Operator是特定于域的自定义资源和控制器程序的集合,用于对集群或这些特定资源的更改做出反应。例如,操作员可以监视 Pod 或 Deployment 上的某些注释,并在检测到这些注释时操作集群内部或外部的对象。例如,这就是 CertManager 或 ExternalDNS 的工作方式。具体来说,当您在 Ingress 上创建注释时,会有一个操作链,该操作在集群内部和外部触发。在此过程中,将向 LetEncrypt 发送证书请求,如果身份验证成功,则会创建一个包含证书的新密钥,并使用该密钥通过 HTTPS 保护对 Ingress 的访问。这里的关键信息是:操作员可以观察内置或自定义的 Kubernetes 对象,并对对象(可以是集群的外部或内部)采取行动,使它们达到所需的状态(参见图 1)。
获取使用 Minikube 运行的 Kubernetes 集群
要开发 Kubernetes Operator,您需要访问工作集群。

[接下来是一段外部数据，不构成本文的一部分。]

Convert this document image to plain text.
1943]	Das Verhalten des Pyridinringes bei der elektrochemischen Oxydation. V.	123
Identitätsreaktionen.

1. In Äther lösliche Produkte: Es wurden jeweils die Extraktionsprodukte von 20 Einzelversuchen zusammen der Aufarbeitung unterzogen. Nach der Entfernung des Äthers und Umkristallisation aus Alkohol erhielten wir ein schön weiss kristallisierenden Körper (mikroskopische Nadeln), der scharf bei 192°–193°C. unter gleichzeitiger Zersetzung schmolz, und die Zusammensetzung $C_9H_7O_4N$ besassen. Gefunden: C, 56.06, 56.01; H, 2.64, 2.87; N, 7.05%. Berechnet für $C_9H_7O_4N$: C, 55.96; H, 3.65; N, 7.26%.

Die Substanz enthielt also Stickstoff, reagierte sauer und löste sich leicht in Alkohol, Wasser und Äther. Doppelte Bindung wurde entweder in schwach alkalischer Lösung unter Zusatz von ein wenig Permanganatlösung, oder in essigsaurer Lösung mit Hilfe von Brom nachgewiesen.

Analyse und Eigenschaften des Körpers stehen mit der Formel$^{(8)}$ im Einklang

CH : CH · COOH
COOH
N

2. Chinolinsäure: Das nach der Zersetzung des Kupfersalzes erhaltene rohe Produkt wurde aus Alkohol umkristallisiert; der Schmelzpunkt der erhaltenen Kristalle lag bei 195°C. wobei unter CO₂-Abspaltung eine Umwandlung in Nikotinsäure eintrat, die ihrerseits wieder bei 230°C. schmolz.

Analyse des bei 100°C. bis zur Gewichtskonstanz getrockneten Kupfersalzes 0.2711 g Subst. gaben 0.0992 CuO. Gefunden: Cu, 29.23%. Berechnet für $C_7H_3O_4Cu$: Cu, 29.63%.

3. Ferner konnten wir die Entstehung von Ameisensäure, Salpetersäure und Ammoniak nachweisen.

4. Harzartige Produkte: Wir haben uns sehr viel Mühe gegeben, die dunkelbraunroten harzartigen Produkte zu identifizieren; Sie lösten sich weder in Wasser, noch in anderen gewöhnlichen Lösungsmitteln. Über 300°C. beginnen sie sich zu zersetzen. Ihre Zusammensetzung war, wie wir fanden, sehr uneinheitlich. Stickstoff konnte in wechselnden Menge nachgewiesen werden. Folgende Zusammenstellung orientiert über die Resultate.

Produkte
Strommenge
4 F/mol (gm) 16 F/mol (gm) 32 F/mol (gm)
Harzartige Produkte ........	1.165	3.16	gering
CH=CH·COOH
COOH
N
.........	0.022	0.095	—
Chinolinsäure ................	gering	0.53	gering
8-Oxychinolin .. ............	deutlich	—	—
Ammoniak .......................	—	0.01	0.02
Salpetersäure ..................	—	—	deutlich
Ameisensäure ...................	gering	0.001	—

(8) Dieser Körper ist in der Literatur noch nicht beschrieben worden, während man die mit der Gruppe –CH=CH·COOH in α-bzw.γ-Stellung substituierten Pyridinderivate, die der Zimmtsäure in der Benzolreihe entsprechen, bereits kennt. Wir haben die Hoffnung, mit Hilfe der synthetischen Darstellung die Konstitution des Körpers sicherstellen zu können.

如果你没有,使用 minikube 很容易生成一个集群。
$ minikube start -p entwickler.de --driver docker
$ minikube start -p entwickler.de --driver docker
😄 [entwickler.de] minikube v1.25.2 on Gentoo 2.8
✨ Using the docker driver based on user configuration
👍 Starting control plane node entwickler.de in cluster entwickler.de
🚜 Pulling base image ...
🔥 Creating docker container (CPUs=2, Memory=2848MB) ...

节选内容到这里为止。